In particolare, viene affermato che a seguito della sentenza dichiarativa del fallimento, la titolarità dei beni rimane in capo alla società fallita fino alla vendita fallimentare e non si verifica in capo al curatore fallimentare la condizione prevista dall’art. 12-bis di “persona estranea al reato” che ne impedirebbe la confisca. Il curatore fallimentare diviene infatti solo un gestore, un detentore, di tali beni.
Viene affermato altresì che il riconoscimento della legittimità in capo al curatore fallimentare di impugnare i provvedimenti attinenti alla misura ablatoria non equivale a dire che è avvenuto uno spossessamento dei beni della società, avendo tale legittimazione la sola funzione di consentire l’esercizio processuale delle richieste attinenti alla misura.
Le Sezioni Unite individuano, infine, la risoluzione del contrasto nello stesso dato letterale dell’articolo 12-bis del Dlgs n. 74/2000: è lo stesso articolo a prevedere, infatti, che «Nel caso di condanna […], è sempre ordinata la confisca», risolvendo così l’obiezione di chi sostiene le ragioni della prima tesi, e cioè che la prevalenza del sequestro preventivo sulle procedure concorsuali leda il principio della par conditio creditorum.

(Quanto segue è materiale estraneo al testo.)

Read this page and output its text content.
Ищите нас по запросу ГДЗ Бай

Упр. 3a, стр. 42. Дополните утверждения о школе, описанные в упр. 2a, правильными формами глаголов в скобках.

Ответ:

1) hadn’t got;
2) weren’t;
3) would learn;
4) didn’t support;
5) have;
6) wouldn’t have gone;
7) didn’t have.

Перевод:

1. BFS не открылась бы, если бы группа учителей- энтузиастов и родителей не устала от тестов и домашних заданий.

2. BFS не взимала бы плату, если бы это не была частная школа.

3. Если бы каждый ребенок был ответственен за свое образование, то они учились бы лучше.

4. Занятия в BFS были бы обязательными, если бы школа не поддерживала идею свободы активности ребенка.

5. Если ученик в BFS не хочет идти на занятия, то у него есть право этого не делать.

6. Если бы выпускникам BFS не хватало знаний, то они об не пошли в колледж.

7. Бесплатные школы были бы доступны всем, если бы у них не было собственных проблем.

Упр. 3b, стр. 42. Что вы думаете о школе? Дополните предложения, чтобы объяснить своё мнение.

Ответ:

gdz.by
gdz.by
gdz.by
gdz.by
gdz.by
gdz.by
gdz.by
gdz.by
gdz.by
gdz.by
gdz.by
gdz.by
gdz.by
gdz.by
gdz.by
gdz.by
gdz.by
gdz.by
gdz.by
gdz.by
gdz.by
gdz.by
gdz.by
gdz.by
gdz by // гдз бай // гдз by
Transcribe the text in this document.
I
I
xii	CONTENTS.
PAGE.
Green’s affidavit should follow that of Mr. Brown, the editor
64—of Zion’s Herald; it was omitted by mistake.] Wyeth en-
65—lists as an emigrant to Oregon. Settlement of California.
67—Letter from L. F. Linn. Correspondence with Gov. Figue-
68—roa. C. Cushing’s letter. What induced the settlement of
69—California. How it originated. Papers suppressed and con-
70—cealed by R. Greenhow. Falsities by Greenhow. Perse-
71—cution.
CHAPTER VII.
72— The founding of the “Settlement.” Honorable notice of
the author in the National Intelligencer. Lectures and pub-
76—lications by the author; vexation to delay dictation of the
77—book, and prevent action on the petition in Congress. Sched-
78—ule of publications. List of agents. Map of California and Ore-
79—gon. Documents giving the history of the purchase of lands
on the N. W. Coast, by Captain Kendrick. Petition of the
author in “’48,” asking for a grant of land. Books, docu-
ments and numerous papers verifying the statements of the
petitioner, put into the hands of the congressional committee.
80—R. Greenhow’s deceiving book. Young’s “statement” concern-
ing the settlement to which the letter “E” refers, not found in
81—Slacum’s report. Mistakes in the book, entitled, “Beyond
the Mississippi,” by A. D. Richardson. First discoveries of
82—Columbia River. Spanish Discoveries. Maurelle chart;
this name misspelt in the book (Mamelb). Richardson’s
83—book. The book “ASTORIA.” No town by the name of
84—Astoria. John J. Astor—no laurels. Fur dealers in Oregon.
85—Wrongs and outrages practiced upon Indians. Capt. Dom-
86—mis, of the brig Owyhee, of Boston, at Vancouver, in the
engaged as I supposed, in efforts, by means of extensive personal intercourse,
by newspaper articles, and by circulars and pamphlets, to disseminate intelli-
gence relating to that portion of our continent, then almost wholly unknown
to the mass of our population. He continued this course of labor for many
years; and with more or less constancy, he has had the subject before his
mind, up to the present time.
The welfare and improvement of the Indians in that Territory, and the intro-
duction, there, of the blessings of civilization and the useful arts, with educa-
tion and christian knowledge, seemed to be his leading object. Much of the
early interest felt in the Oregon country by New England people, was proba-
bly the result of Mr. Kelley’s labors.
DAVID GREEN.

Proprio la provenienza delittuosa di tali beni giustificherebbe infatti l’applicazione della confisca e il contestuale sacrificio dei creditori “privati” della società fallita.
In buona sostanza, la previsione per cui “è sempre ordinata la confisca” a seguito della commissione di un reato tributario, deriva dalla necessità di evitare la circolazione dei beni provenienti da evasione e di sottrarli alla liquidazione giudiziale.
Dopo aver ripercorso i vari orientamenti che sono stati affermati nel corso del tempo, è stato possibile per le Sezioni Unite concludere affermando che l’«obbligatorietà della confisca del profitto dei reati tributari comporta la prevalenza del vincolo penalistico rispetto ai diritti incidenti, per effetto della pendenza di una procedura concorsuale, sul patrimonio del soggetto sottoposto alla cautela reale, proprio perché i beni restano nella titolarità del fallito e non “passano” al curatore», impedendo dunque l’applicazione della deroga della “persona estranea al reato” di cui all’articolo 12-bis del Dlgs n. 74/2000.
Alla luce di tutte le argomentazioni esposte, la Suprema corte ha affermato il seguente principio di diritto: “l’avvio della procedura fallimentare non osta all’adozione o alla permanenza, se già disposto, del provvedimento di sequestro preventivo finalizzato alla confisca relativa ai reati tributari”.